Rede des Außenministers Russlands, Sergej Lawrow, auf dem Treffen mit den Teilnehmern des jährlichen wissenschaftlichen Bildungsprogramms des Gortschakow-Fonds zur Unterstützung der öffentlichen Diplomatie mit dem Titel „Dialog im Namen der Zukunft: Russland und die Welt ringsherum", Moskau, 12. Dezember 2014
 

 

Verehrter Leonid Wadimowitsch!

Teure Freunde!

Es freut mich, sie hier im Außenministerium der Russischen Föderation zu sehen. Wir unterstützen den Gortschakow-Fonds und die von ihm durchgeführten Programme. Ich halte Ihr Programm „Dialog im Namen der Zukunft: Russland und die Welt ringsherum" als eine der zukunftsträchtigsten, wichtigsten und edelsten Aufgaben. Ich glaube, dass die jetzige Runde Ihrer Treffen nützlich und produktiv sein wird.

Heute ist die Lage in der Welt nicht einfach und deshalb ist es schwierig, die Bedeutung solcher Treffen zu überschätzen, welche helfen, die Atmosphäre des Vertrauens und des gegenseitigen Verständnisses in den internationalen Angelegenheiten zu stärken, was besonders unter jungen Leuten wichtig ist.

Es ist angenehm, dass sich die Geografie der Projektteilnehmer ausweitet. Wie ich verstehe, befinden sich heute unter Ihnen Vertreter von Staaten nicht nur des postsowjetischen Raums, sondern auch aus Ländern Europas und Asiens. Wir begrüßen im Außenministerium aktiv die Einbeziehung der Zivilgesellschaft bei der Wahrnehmung der globalen Prozesse. Wir sind bereit, jede Ihrer Initiativen zu prüfen und zu unterstützen. Manchmal scheint der eine oder andere Vorschlag exotisch zu sein, aber ein frischer Blick schadet nie.

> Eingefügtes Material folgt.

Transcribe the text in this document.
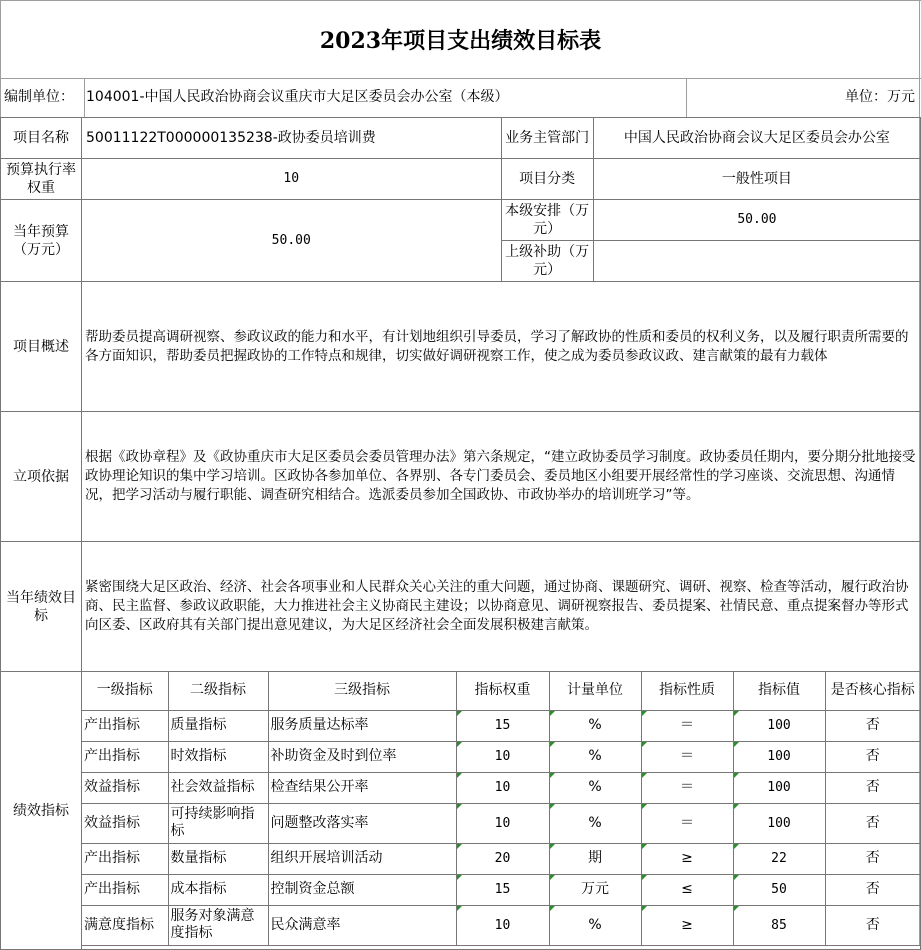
2023年项目支出绩效目标表
编制单位： 104001-中国人民政治协商会议重庆市大足区委员会办公室（本级）	单位：万元
项目名称	50011122T000000135238-政协委员培训费	业务主管部门	中国人民政治协商会议大足区委员会办公室
预算执行率权重	10	项目分类	一般性项目
当年预算（万元）	50.00	本级安排（万元）	50.00
上级补助（万元）	
项目概述	帮助委员提高调研视察、参政议政的能力和水平，有计划地组织引导委员，学习了解政协的性质和委员的权利义务，以及履行职责所需要的各方面知识，帮助委员把握政协的工作特点和规律，切实做好调研视察工作，使之成为委员参政议政、建言献策的最有力载体
立项依据	根据《政协章程》及《政协重庆市大足区委员会委员管理办法》第六条规定，“建立政协委员学习制度。政协委员任期内，要分期分批地接受政协理论知识的集中学习培训。区政协各参加单位、各界别、各专门委员会、委员地区小组要开展经常性的学习座谈、交流思想、沟通情况，把学习活动与履行职能、调查研究相结合。选派委员参加全国政协、市政协举办的培训班学习”等。
当年绩效目标	紧密围绕大足区政治、经济、社会各项事业和人民群众关心关注的重大问题，通过协商、课题研究、调研、视察、检查等活动，履行政治协商、民主监督、参政议政职能，大力推进社会主义协商民主建设；以协商意见、调研视察报告、委员提案、社情民意、重点提案督办等形式向区委、区政府其有关部门提出意见建议，为大足区经济社会全面发展积极建言献策。
绩效指标	
一级指标	二级指标	三级指标	指标权重	计量单位	指标性质	指标值	是否核心指标
产出指标	质量指标	服务质量达标率	15	%	＝	100	否
产出指标	时效指标	补助资金及时到位率	10	%	＝	100	否
效益指标	社会效益指标	检查结果公开率	10	%	＝	100	否
效益指标	可持续影响指标	问题整改落实率	10	%	＝	100	否
产出指标	数量指标	组织开展培训活动	20	期	≥	22	否
产出指标	成本指标	控制资金总额	15	万元	≤	50	否
满意度指标	服务对象满意度指标	民众满意率	10	%	≥	85	否
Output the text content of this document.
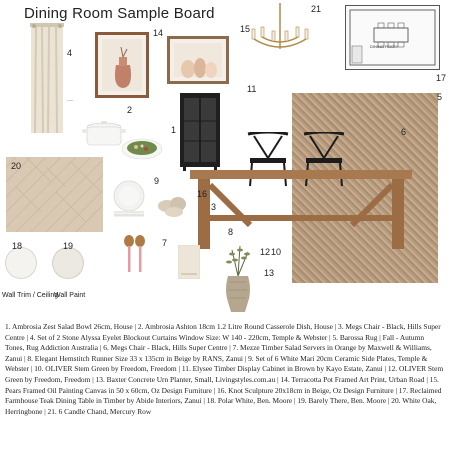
Dining Room Sample Board
—
DINING ROOM
Wall Trim / Ceiling
Wall Paint
1
2
3
4
5
6
7
8
9
10
11
12
13
14	15
16
17
18	19
20
21
1. Ambrosia Zest Salad Bowl 26cm, House | 2. Ambrosia Ashton 18cm 1.2 Litre Round Casserole Dish, House | 3. Megs Chair - Black, Hills Super Centre | 4. Set of 2 Stone Alyssa Eyelet Blockout Curtains Window Size: W 140 - 220cm, Temple & Webster | 5. Barossa Rug | Fall - Autumn Tones, Rug Addiction Australia | 6. Megs Chair - Black, Hills Super Centre | 7. Mezze Timber Salad Servers in Orange by Maxwell & Williams, Zanui | 8. Elegant Hemstitch Runner Size 33 x 135cm in Beige by RANS, Zanui | 9. Set of 6 White Mari 20cm Ceramic Side Plates, Temple & Webster | 10. OLIVER Stem Green by Freedom, Freedom | 11. Elysee Timber Display Cabinet in Brown by Kayo Estate, Zanui | 12. OLIVER Stem Green by Freedom, Freedom | 13. Baxter Concrete Urn Planter, Small, Livingstyles.com.au | 14. Terracotta Pot Framed Art Print, Urban Road | 15. Pears Framed Oil Painting Canvas in 50 x 60cm, Oz Design Furniture | 16. Knot Sculpture 20x18cm in Beige, Oz Design Furniture | 17. Reclaimed Farmhouse Teak Dining Table in Timber by Abide Interiors, Zanui | 18. Polar White, Ben. Moore | 19. Barely There, Ben. Moore | 20. White Oak, Herringbone | 21. 6 Candle Chand, Mercury Row
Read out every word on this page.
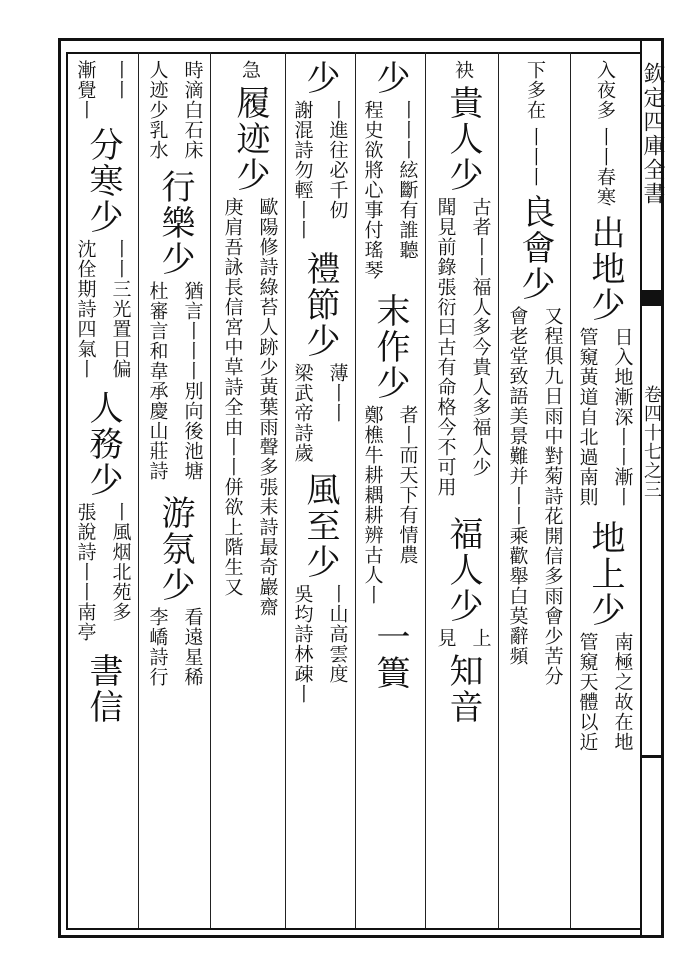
欽定四庫全書
卷四十七之三
入夜多
丨丨春寒
出地少
日入地漸深丨丨漸丨
管窺黃道自北過南則
地上少
南極之故在地
管窺天體以近
下多在
丨丨丨
良會少
又程俱九日雨中對菊詩花開信多雨會少苦分
會老堂致語美景難并丨丨乘歡舉白莫辭頻
袂
貴人少
古者丨丨福人多今貴人多福人少
聞見前錄張衍曰古有命格今不可用
福人少
上
見
知音
少
丨丨丨絃斷有誰聽
程史欲將心事付瑤琴
末作少
者丨而天下有情農
鄭樵牛耕耦耕辨古人丨
一簣
少
丨進往必千仞
謝混詩勿輕丨丨
禮節少
薄丨丨
梁武帝詩歲
風至少
丨山高雲度
吳均詩林疎丨
急
履迹少
歐陽修詩綠苔人跡少黃葉雨聲多張耒詩最奇巖齋
庚肩吾詠長信宮中草詩全由丨丨併欲上階生又
時滴白石床
人迹少乳水
行樂少
猶言丨丨丨別向後池塘
杜審言和韋承慶山莊詩
游氛少
看遠星稀
李嶠詩行
丨丨
漸覺丨
分寒少
丨丨三光置日偏
沈佺期詩四氣丨
人務少
丨風烟北苑多
張說詩丨丨南亭
書信
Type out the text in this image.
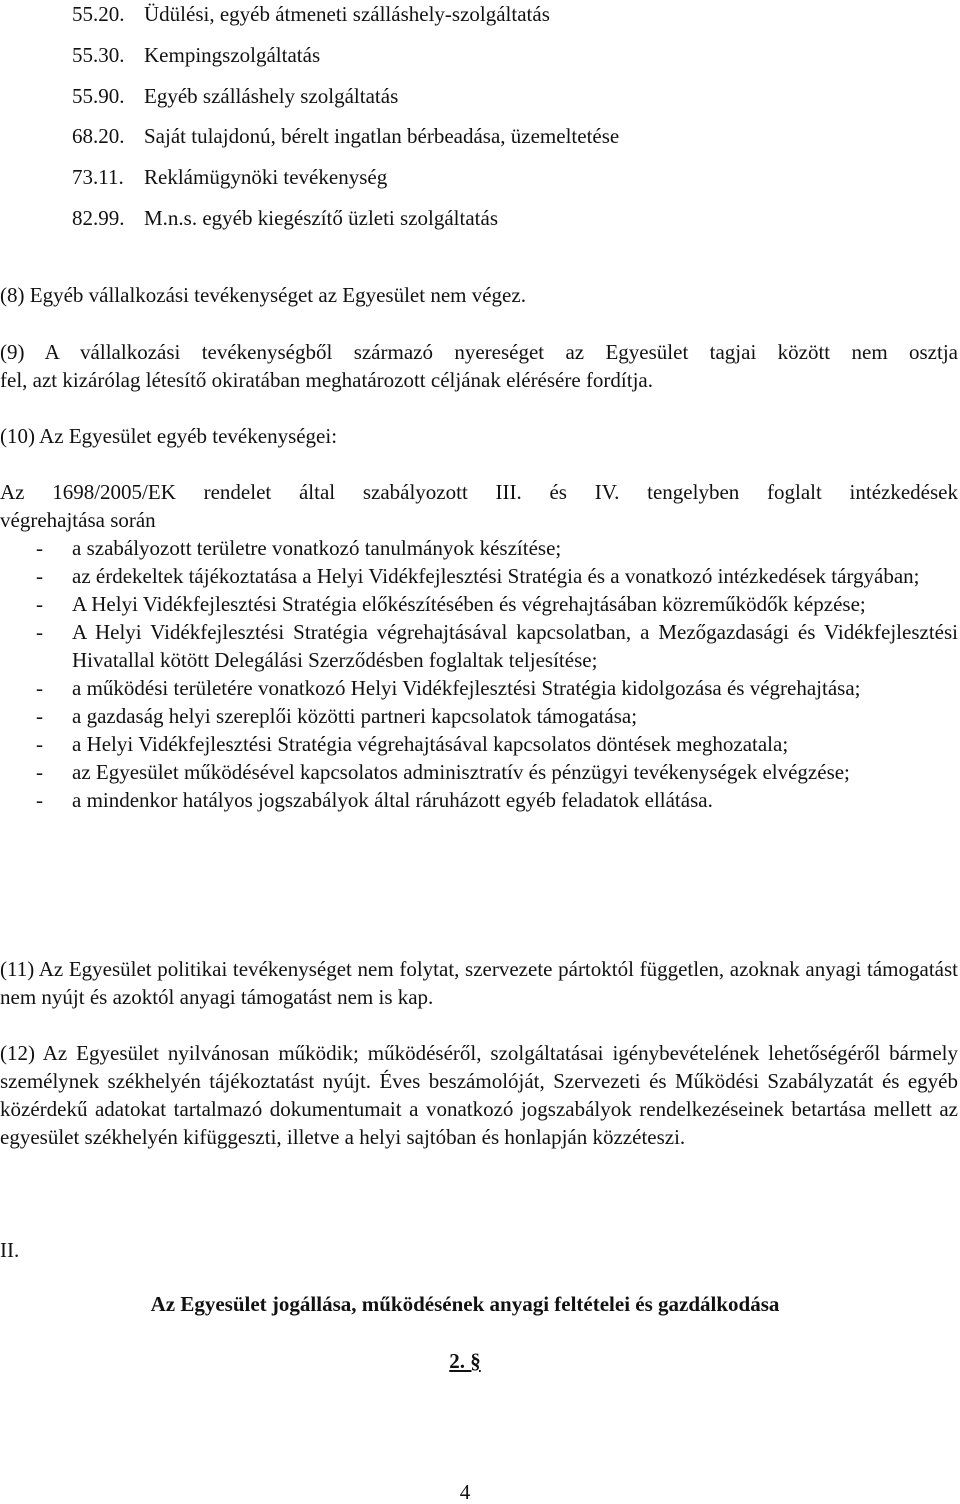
55.20. Üdülési, egyéb átmeneti szálláshely-szolgáltatás
55.30. Kempingszolgáltatás
55.90. Egyéb szálláshely szolgáltatás
68.20. Saját tulajdonú, bérelt ingatlan bérbeadása, üzemeltetése
73.11. Reklámügynöki tevékenység
82.99. M.n.s. egyéb kiegészítő üzleti szolgáltatás

(8) Egyéb vállalkozási tevékenységet az Egyesület nem végez.

(9) A vállalkozási tevékenységből származó nyereséget az Egyesület tagjai között nem osztja
fel, azt kizárólag létesítő okiratában meghatározott céljának elérésére fordítja.

(10) Az Egyesület egyéb tevékenységei:

Az 1698/2005/EK rendelet által szabályozott III. és IV. tengelyben foglalt intézkedések
végrehajtása során
- a szabályozott területre vonatkozó tanulmányok készítése;
- az érdekeltek tájékoztatása a Helyi Vidékfejlesztési Stratégia és a vonatkozó intézkedések tárgyában;
- A Helyi Vidékfejlesztési Stratégia előkészítésében és végrehajtásában közreműködők képzése;
- A Helyi Vidékfejlesztési Stratégia végrehajtásával kapcsolatban, a Mezőgazdasági és Vidékfejlesztési Hivatallal kötött Delegálási Szerződésben foglaltak teljesítése;
- a működési területére vonatkozó Helyi Vidékfejlesztési Stratégia kidolgozása és végrehajtása;
- a gazdaság helyi szereplői közötti partneri kapcsolatok támogatása;
- a Helyi Vidékfejlesztési Stratégia végrehajtásával kapcsolatos döntések meghozatala;
- az Egyesület működésével kapcsolatos adminisztratív és pénzügyi tevékenységek elvégzése;
- a mindenkor hatályos jogszabályok által ráruházott egyéb feladatok ellátása.

(11) Az Egyesület politikai tevékenységet nem folytat, szervezete pártoktól független, azoknak anyagi támogatást nem nyújt és azoktól anyagi támogatást nem is kap.

(12) Az Egyesület nyilvánosan működik; működéséről, szolgáltatásai igénybevételének lehetőségéről bármely személynek székhelyén tájékoztatást nyújt. Éves beszámolóját, Szervezeti és Működési Szabályzatát és egyéb közérdekű adatokat tartalmazó dokumentumait a vonatkozó jogszabályok rendelkezéseinek betartása mellett az egyesület székhelyén kifüggeszti, illetve a helyi sajtóban és honlapján közzéteszi.

II.
Az Egyesület jogállása, működésének anyagi feltételei és gazdálkodása
2. §
4
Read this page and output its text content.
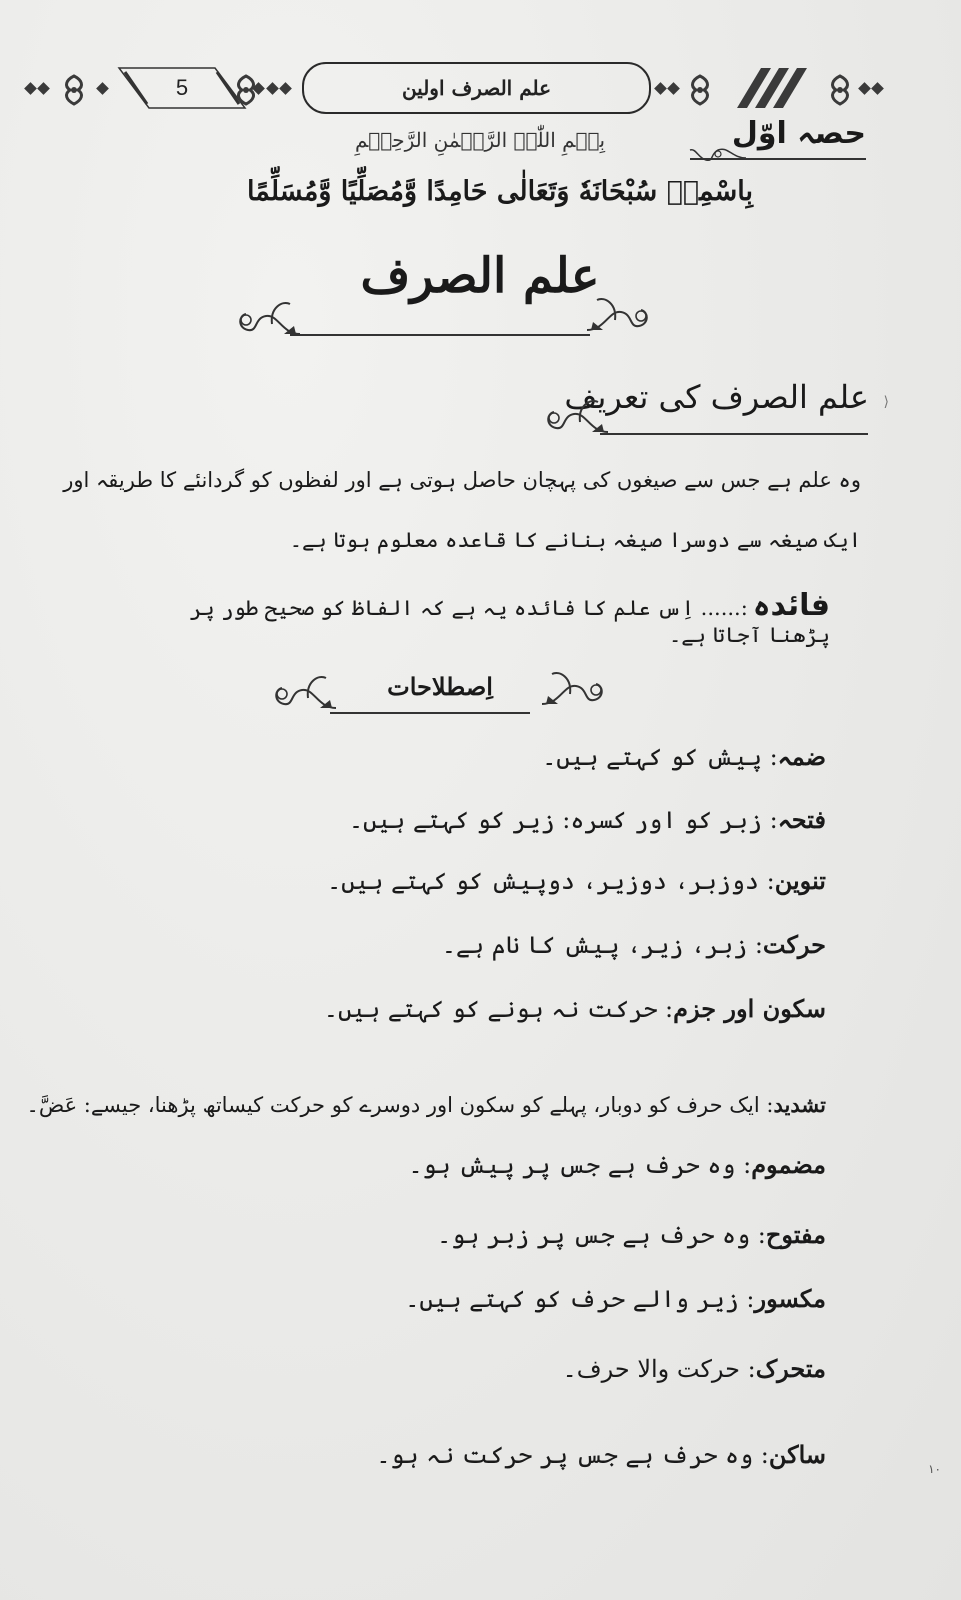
5	علم الصرف اولین
حصہ اوّل
بِسۡمِ اللّٰہِ الرَّحۡمٰنِ الرَّحِیۡمِ
بِاسْمِهٖ سُبْحَانَهٗ وَتَعَالٰی حَامِدًا وَّمُصَلِّيًا وَّمُسَلِّمًا
علم الصرف
علم الصرف کی تعریف ⟩
وہ علم ہے جس سے صیغوں کی پہچان حاصل ہوتی ہے اور لفظوں کو گردانئے کا طریقہ اور
ایک صیغہ سے دوسرا صیغہ بنانے کا قاعدہ معلوم ہوتا ہے۔
فائدہ :...... اِس علم کا فائدہ یہ ہے کہ الفاظ کو صحیح طور پر پڑھنا آجاتا ہے۔
اِصطلاحات
ضمہ: پیش کو کہتے ہیں۔
فتحہ: زبر کو اور کسرہ: زیر کو کہتے ہیں۔
تنوین: دوزبر، دوزیر، دوپیش کو کہتے ہیں۔
حرکت: زبر، زیر، پیش کا نام ہے۔
سکون اور جزم: حرکت نہ ہونے کو کہتے ہیں۔
تشدید: ایک حرف کو دوبار، پہلے کو سکون اور دوسرے کو حرکت کیساتھ پڑھنا، جیسے: عَضَّ۔
مضموم: وہ حرف ہے جس پر پیش ہو۔
مفتوح: وہ حرف ہے جس پر زبر ہو۔
مکسور: زیر والے حرف کو کہتے ہیں۔
متحرک: حرکت والا حرف۔
ساکن: وہ حرف ہے جس پر حرکت نہ ہو۔	١٠
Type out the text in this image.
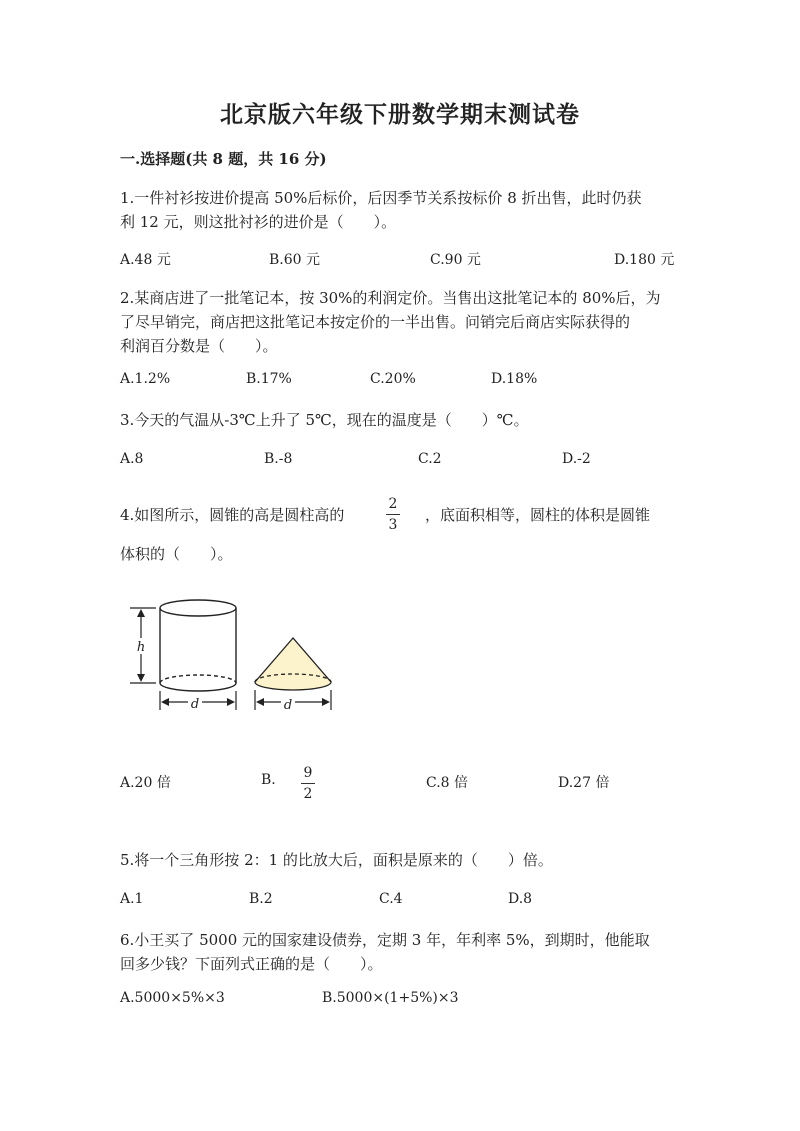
北京版六年级下册数学期末测试卷
一.选择题(共 8 题，共 16 分)
1.一件衬衫按进价提高 50%后标价，后因季节关系按标价 8 折出售，此时仍获
利 12 元，则这批衬衫的进价是（　　）。
A.48 元	B.60 元	C.90 元	D.180 元
2.某商店进了一批笔记本，按 30%的利润定价。当售出这批笔记本的 80%后，为
了尽早销完，商店把这批笔记本按定价的一半出售。问销完后商店实际获得的
利润百分数是（　　）。
A.1.2%	B.17%	C.20%	D.18%
3.今天的气温从-3℃上升了 5℃，现在的温度是（　　）℃。
A.8	B.-8	C.2	D.-2
4.如图所示，圆锥的高是圆柱高的
2
3
，底面积相等，圆柱的体积是圆锥
体积的（　　）。
h
d	d
A.20 倍	B. 9
2
C.8 倍	D.27 倍
5.将一个三角形按 2：1 的比放大后，面积是原来的（　　）倍。
A.1	B.2	C.4	D.8
6.小王买了 5000 元的国家建设债券，定期 3 年，年利率 5%，到期时，他能取
回多少钱？下面列式正确的是（　　）。
A.5000×5%×3	B.5000×(1+5%)×3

Am 4. Dezember legte Präsident Wladimir Putin in der Botschaft an die Föderationsversammlung der Russischen Föderation seine Einschätzungen der internationalen Lage und die außenpolitischen Prioritäten unseres Landes ausführlich dar. Heute möchte ich nur einige Momente hervorheben, welche die internationalen Beziehungen charakterisieren. Nach unserer Einschätzung geschieht gerade nichts Geringeres als ein Wechsel der historischen Epochen und dauert die Herausbildung eines neuen demokratischeren und gerechteren polyzentrischen Weltsystems weiter an. Dieser Prozess verläuft schwierig. Zu den alten ungelösten Konflikten kommen neue hinzu. So muss für die innerukrainische Krise noch immer eine Lösung gefunden werden. Diese ist das Ergebnis eines äußeren Drucks auf Kiew, damit die Wahl unter Ignorierung der östlichen nur in westlicher Richtung erfolgt. Weiterhin brodeln der Nahe Osten und Nordafrika, wo die Bedrohung durch Terrorismus und Extremismus zunimmt, darunter auch durch die rasche Verstärkung und ihre Umwandlung in eine echte Terrorarmee der Gruppierung „Islamischer Staat". Ein ernster destabilisierender Faktor bleibt die Praxis des Demokratieexports in verschiedene Regionen der Welt, des Regimewechsels unter der Organisierung von „bunten Revolutionen" zu diesem Zweck sowie der Anwendung anderer Methoden, um von außen souveränen Völkern Entwicklungsrezepte ohne Berücksichtigung ihrer Traditionen und nationalen Besonderheiten aufzudrängen.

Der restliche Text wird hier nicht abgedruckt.